Bryan Washington On His New Novel, Queer Representation and the Ecstasy of Food

Culture

Three years ago, when Bryan Washington started sporadically tapping out the earliest draft of Memorial on his phone’s Notes app — while waiting for dinner to simmer, or between teaching ESL classes— he envisioned the self-proclaimed “queer traumedy” as a short story with limited appeal. After all, there wasn’t exactly a robust market for a fraught love story between a Black daycare teacher named Benson and a Japanese American chef named Mike that traversed Houston’s Third Ward and the back alleys of Osaka. Especially one, says Washington, “with no clear cut resolution that’s not trying to teach anyone anything in particular.” But eleven drafts later, six pages blossomed into his debut novel, published by Riverhead on October 27. A24 has already purchased the rights, with Washington set to write the adaptation for television.

Lot, Washington’s 2019 debut story collection, performed a similar feat: spotlighting the oft-ignored lives of Black and Latino Texans to commercial success and critical acclaim. Hopscotching percussively through Houston’s East End — a molting constellation of sex workers and shotgun apartments with swollen pipes –Washington animated the hurts and desires of his young protagonists, who were mostly queer and always searching. Lot went on to win the Lambda Literary Award for Best Gay Fiction, and was selected by Barack Obama as one of his favorite books of the year.

Memorial conjures a similar texture, by turns brutal and tender. The story opens with a comical chasm of crossed wires: Mike’s mother, Mitsuko, visits him in Houston from Japan just as Mike is preparing to visit his ailing father in Osaka. Disgruntled, Mitsuko stays with Mike’s boyfriend, Benson, in their one bedroom apartment. Awkwardness ensues. Silences, and the weight of what can’t be said, punctuate nearly every relationship— Mike and Benson, Benson and Mitsuko, Mitsuko and Mike—though where words fail, food prevails. There’s H Mart natto and “seafood curry swimming with scallops and shrimp, just waiting for rice,” congee with a sliver of fish and a bowl of instant noodles “blanketed by some sliced cheese.”

Early on, after watching Mitsuko “mash the potatoes and pork through her fingers” for a potato korokke, Benson tells her it’s the most personal thing she’s ever shared with him. Her response? “Don’t be stupid.”

The morning after the A24 deal was announced, GQ spoke to the 27-year-old writer about movies, publishing, and food.

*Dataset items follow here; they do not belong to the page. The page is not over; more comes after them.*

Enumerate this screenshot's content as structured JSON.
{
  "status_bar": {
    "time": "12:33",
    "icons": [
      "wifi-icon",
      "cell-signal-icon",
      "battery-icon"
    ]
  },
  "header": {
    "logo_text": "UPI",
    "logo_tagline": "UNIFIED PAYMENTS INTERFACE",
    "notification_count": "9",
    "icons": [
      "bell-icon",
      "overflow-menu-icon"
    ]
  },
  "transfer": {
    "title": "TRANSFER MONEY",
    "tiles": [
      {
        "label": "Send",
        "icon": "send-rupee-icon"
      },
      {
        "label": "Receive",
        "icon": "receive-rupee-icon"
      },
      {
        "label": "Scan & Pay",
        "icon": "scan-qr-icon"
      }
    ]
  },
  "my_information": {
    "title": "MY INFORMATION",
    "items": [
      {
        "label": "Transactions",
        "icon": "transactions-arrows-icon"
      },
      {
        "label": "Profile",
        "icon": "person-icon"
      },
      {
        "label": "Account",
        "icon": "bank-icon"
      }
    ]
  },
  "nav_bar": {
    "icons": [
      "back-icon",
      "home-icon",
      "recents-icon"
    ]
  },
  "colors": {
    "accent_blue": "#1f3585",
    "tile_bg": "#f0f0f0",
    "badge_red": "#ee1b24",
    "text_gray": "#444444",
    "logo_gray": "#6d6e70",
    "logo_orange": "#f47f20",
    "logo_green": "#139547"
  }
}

GQ:First things first, congratulations. Did you spend the night celebrating?

Bryan Washington: Not really, because on our end [the deal] was finalized back in August, but it was still really nice to share it with folks. It’s cool that folks were so excited about it. 

Do you have a dream cast in mind?

Ideally, so many of the roles will be discoveries. I feel like when I’m writing fiction I might have a certain archetypal actor in mind who would play a certain role. But for Memorial I really didn’t have someone in mind who would play Benson or Mitsuko or Ximena, so I think that’s really exciting. That was certainly a sticking point when [my agent] Alice and I were talking to folks about this— being open to casting widely.

You’ve mentioned movies playing a big role in your writing process, in terms of watching the same scenes over and over again to get a sense of the emotional resonance. What were some of the films that informed Memorial? And was the book written with the intention of being adapted?

I don’t know that I would say that was ever my intention because frankly, for the longest time I did not think [Memorial] would sell. I just didn’t know that there was any literary market for it, let alone something on the screen. But because so much of my early narrative education was through watching film, I wasn’t really pigeonholed into thinking a story should only be one kind of way. It just really opened up a world as far as story was concerned for me, even if I didn’t know that at the time. It also made me hyper-conscious of the way that folks move around the space on the page, which is something that was really helpful generally, but definitely for this particular book where there was so much silence, and so many unsaid things.